It's Fruitcake Orderin' Season, My Little Rum-Loving Elves

The case for pre-ordering your holiday baked goods long before the revelry begins.

My favorite story I've written during my tenure at The Takeout involved a group of Trappist monks and a much-maligned baked good. I'm referring, of course, to the monks of Assumption Abbey, a tiny religious order in Missouri known for its year-round fruitcake operation.

We published the Assumption Abbey feature in early December of last year; a week later, by December 11, the fruitcakes were entirely sold out for the 2020 holiday season. With this in mind, I'm here to tell you: order your holiday fruitcakes now, before it's too late. (If you're making your own, now is the time to start aging those alcohol-soaked babies.)

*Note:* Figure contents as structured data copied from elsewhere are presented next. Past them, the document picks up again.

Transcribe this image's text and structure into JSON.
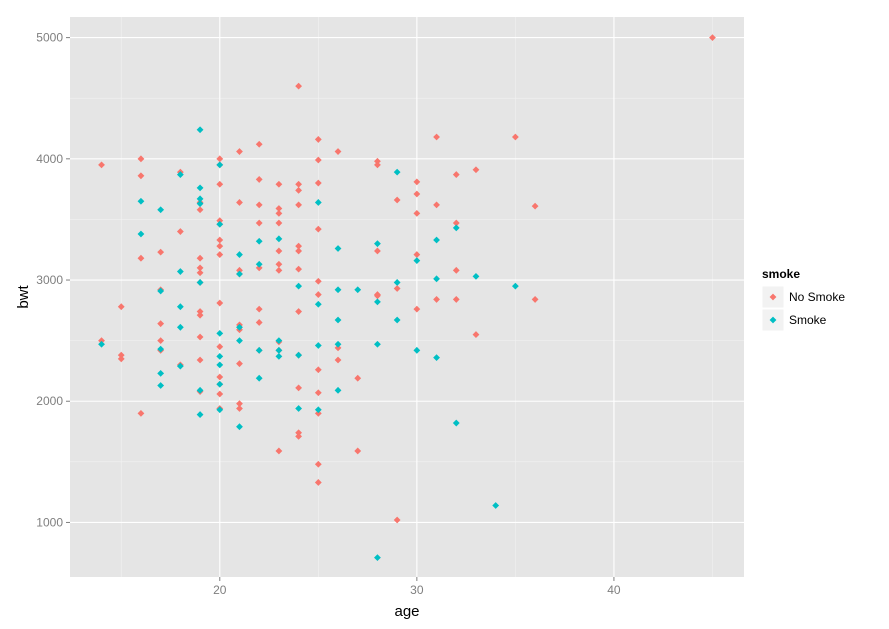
{
  "chart_data": {
    "type": "scatter",
    "xlabel": "age",
    "ylabel": "bwt",
    "xlim": [
      12.4,
      46.6
    ],
    "ylim": [
      550,
      5170
    ],
    "x_ticks": [
      20,
      30,
      40
    ],
    "y_ticks": [
      1000,
      2000,
      3000,
      4000,
      5000
    ],
    "grid": true,
    "legend": {
      "title": "smoke",
      "position": "right"
    },
    "series": [
      {
        "name": "No Smoke",
        "color": "#F8766D",
        "points": [
          [
            14,
            3950
          ],
          [
            14,
            2500
          ],
          [
            15,
            2780
          ],
          [
            15,
            2380
          ],
          [
            15,
            2350
          ],
          [
            16,
            4000
          ],
          [
            16,
            3860
          ],
          [
            16,
            3180
          ],
          [
            16,
            1900
          ],
          [
            17,
            3230
          ],
          [
            17,
            2920
          ],
          [
            17,
            2640
          ],
          [
            17,
            2500
          ],
          [
            17,
            2420
          ],
          [
            18,
            3890
          ],
          [
            18,
            3400
          ],
          [
            18,
            2300
          ],
          [
            19,
            3640
          ],
          [
            19,
            3580
          ],
          [
            19,
            3180
          ],
          [
            19,
            3100
          ],
          [
            19,
            3060
          ],
          [
            19,
            2980
          ],
          [
            19,
            2740
          ],
          [
            19,
            2710
          ],
          [
            19,
            2530
          ],
          [
            19,
            2340
          ],
          [
            19,
            2080
          ],
          [
            20,
            4000
          ],
          [
            20,
            3950
          ],
          [
            20,
            3790
          ],
          [
            20,
            3490
          ],
          [
            20,
            3460
          ],
          [
            20,
            3330
          ],
          [
            20,
            3280
          ],
          [
            20,
            3210
          ],
          [
            20,
            2810
          ],
          [
            20,
            2450
          ],
          [
            20,
            2200
          ],
          [
            20,
            2140
          ],
          [
            20,
            2060
          ],
          [
            20,
            1940
          ],
          [
            21,
            4060
          ],
          [
            21,
            3640
          ],
          [
            21,
            3080
          ],
          [
            21,
            3050
          ],
          [
            21,
            2630
          ],
          [
            21,
            2590
          ],
          [
            21,
            2310
          ],
          [
            21,
            1980
          ],
          [
            21,
            1940
          ],
          [
            22,
            4120
          ],
          [
            22,
            3830
          ],
          [
            22,
            3620
          ],
          [
            22,
            3470
          ],
          [
            22,
            3100
          ],
          [
            22,
            2760
          ],
          [
            22,
            2650
          ],
          [
            22,
            2420
          ],
          [
            23,
            3790
          ],
          [
            23,
            3590
          ],
          [
            23,
            3550
          ],
          [
            23,
            3470
          ],
          [
            23,
            3240
          ],
          [
            23,
            3130
          ],
          [
            23,
            3080
          ],
          [
            23,
            2490
          ],
          [
            23,
            2420
          ],
          [
            23,
            1590
          ],
          [
            24,
            4600
          ],
          [
            24,
            3790
          ],
          [
            24,
            3740
          ],
          [
            24,
            3620
          ],
          [
            24,
            3280
          ],
          [
            24,
            3240
          ],
          [
            24,
            3090
          ],
          [
            24,
            2740
          ],
          [
            24,
            2380
          ],
          [
            24,
            2110
          ],
          [
            24,
            1740
          ],
          [
            24,
            1710
          ],
          [
            25,
            4160
          ],
          [
            25,
            3990
          ],
          [
            25,
            3800
          ],
          [
            25,
            3420
          ],
          [
            25,
            2990
          ],
          [
            25,
            2880
          ],
          [
            25,
            2260
          ],
          [
            25,
            2070
          ],
          [
            25,
            1900
          ],
          [
            25,
            1480
          ],
          [
            25,
            1330
          ],
          [
            26,
            4060
          ],
          [
            26,
            2440
          ],
          [
            26,
            2340
          ],
          [
            27,
            2190
          ],
          [
            27,
            1590
          ],
          [
            28,
            3980
          ],
          [
            28,
            3950
          ],
          [
            28,
            3240
          ],
          [
            28,
            2880
          ],
          [
            28,
            2870
          ],
          [
            29,
            3660
          ],
          [
            29,
            2930
          ],
          [
            29,
            1020
          ],
          [
            30,
            3810
          ],
          [
            30,
            3710
          ],
          [
            30,
            3550
          ],
          [
            30,
            3210
          ],
          [
            30,
            2760
          ],
          [
            31,
            4180
          ],
          [
            31,
            3620
          ],
          [
            31,
            2840
          ],
          [
            32,
            3870
          ],
          [
            32,
            3470
          ],
          [
            32,
            3080
          ],
          [
            32,
            2840
          ],
          [
            33,
            3910
          ],
          [
            33,
            2550
          ],
          [
            35,
            4180
          ],
          [
            36,
            3610
          ],
          [
            36,
            2840
          ],
          [
            45,
            5000
          ]
        ]
      },
      {
        "name": "Smoke",
        "color": "#00BFC4",
        "points": [
          [
            14,
            2470
          ],
          [
            16,
            3650
          ],
          [
            16,
            3380
          ],
          [
            17,
            3580
          ],
          [
            17,
            2910
          ],
          [
            17,
            2430
          ],
          [
            17,
            2230
          ],
          [
            17,
            2130
          ],
          [
            18,
            3870
          ],
          [
            18,
            3070
          ],
          [
            18,
            2780
          ],
          [
            18,
            2610
          ],
          [
            18,
            2290
          ],
          [
            19,
            4240
          ],
          [
            19,
            3760
          ],
          [
            19,
            3670
          ],
          [
            19,
            3630
          ],
          [
            19,
            2980
          ],
          [
            19,
            2090
          ],
          [
            19,
            1890
          ],
          [
            20,
            3950
          ],
          [
            20,
            3460
          ],
          [
            20,
            2560
          ],
          [
            20,
            2370
          ],
          [
            20,
            2300
          ],
          [
            20,
            2140
          ],
          [
            20,
            1930
          ],
          [
            21,
            3210
          ],
          [
            21,
            3050
          ],
          [
            21,
            2610
          ],
          [
            21,
            2500
          ],
          [
            21,
            1790
          ],
          [
            22,
            3320
          ],
          [
            22,
            3130
          ],
          [
            22,
            2420
          ],
          [
            22,
            2190
          ],
          [
            23,
            3340
          ],
          [
            23,
            2500
          ],
          [
            23,
            2420
          ],
          [
            23,
            2370
          ],
          [
            24,
            2950
          ],
          [
            24,
            2380
          ],
          [
            24,
            1940
          ],
          [
            25,
            3640
          ],
          [
            25,
            2800
          ],
          [
            25,
            2460
          ],
          [
            25,
            1930
          ],
          [
            26,
            3260
          ],
          [
            26,
            2920
          ],
          [
            26,
            2670
          ],
          [
            26,
            2470
          ],
          [
            26,
            2090
          ],
          [
            27,
            2920
          ],
          [
            28,
            3300
          ],
          [
            28,
            2820
          ],
          [
            28,
            2470
          ],
          [
            28,
            710
          ],
          [
            29,
            3890
          ],
          [
            29,
            2980
          ],
          [
            29,
            2670
          ],
          [
            30,
            3160
          ],
          [
            30,
            2420
          ],
          [
            31,
            3330
          ],
          [
            31,
            3010
          ],
          [
            31,
            2360
          ],
          [
            32,
            3430
          ],
          [
            32,
            1820
          ],
          [
            33,
            3030
          ],
          [
            34,
            1140
          ],
          [
            35,
            2950
          ]
        ]
      }
    ]
  }
}
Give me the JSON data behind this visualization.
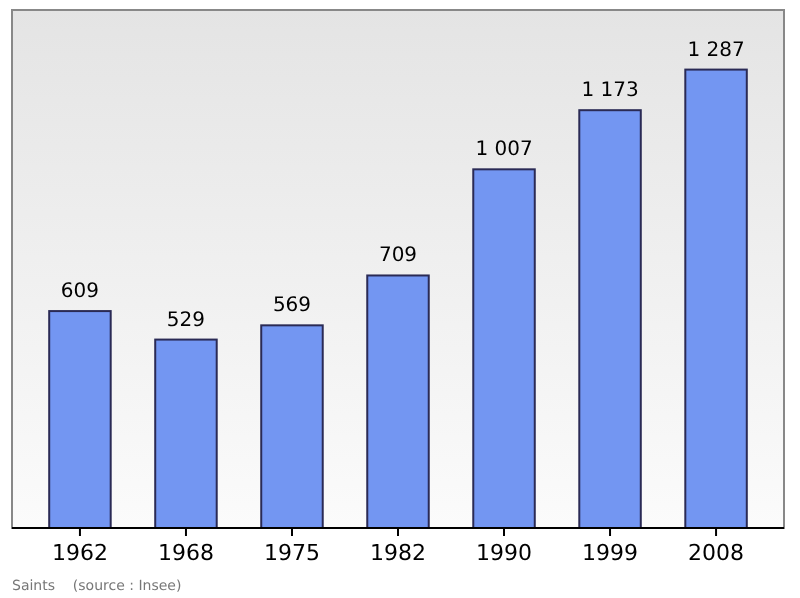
{
  "chart_data": {
    "type": "bar",
    "categories": [
      "1962",
      "1968",
      "1975",
      "1982",
      "1990",
      "1999",
      "2008"
    ],
    "values": [
      609,
      529,
      569,
      709,
      1007,
      1173,
      1287
    ],
    "value_labels": [
      "609",
      "529",
      "569",
      "709",
      "1 007",
      "1 173",
      "1 287"
    ],
    "color": "#7396f2",
    "annotations": [
      "Saints    (source : Insee)"
    ]
  }
}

If you've never ordered a fruitcake for the holidays, you may be asking: Why? Why should I spend $37 for a mail-order cake with an approximate shelf life of two years? Behold, a few reasons why fruitcake is an underrated holiday delight:

  • It's filled with raisins, pineapple, cherries, lemon peel, orange peel and walnuts, representing at least three of the major food groups recommended for a balanced diet.
  • It's injected with enough rum to intoxicate even the most Communion-hardened nun or your meanest aunt.
  • It's uniquely shelf-stable; in other words, it's the edible gift that keeps on giving. And giving. And giving. For two years.
  • It's delicious with coffee.
  • It's extremely dense, meaning it can double as a projectile in an emergency situation.
  • Personally, I can't imagine a more meaningful gift than a tasty cake made with love by jolly monks. I've already got mine; it's been aging in my pantry for months, and I'm stoked to share it with my Takeout colleagues.

    Meanwhile, I'd love to know: Are you pre-ordering a fruitcake and/or any similar holiday baked goods this year? Time's a-wasting.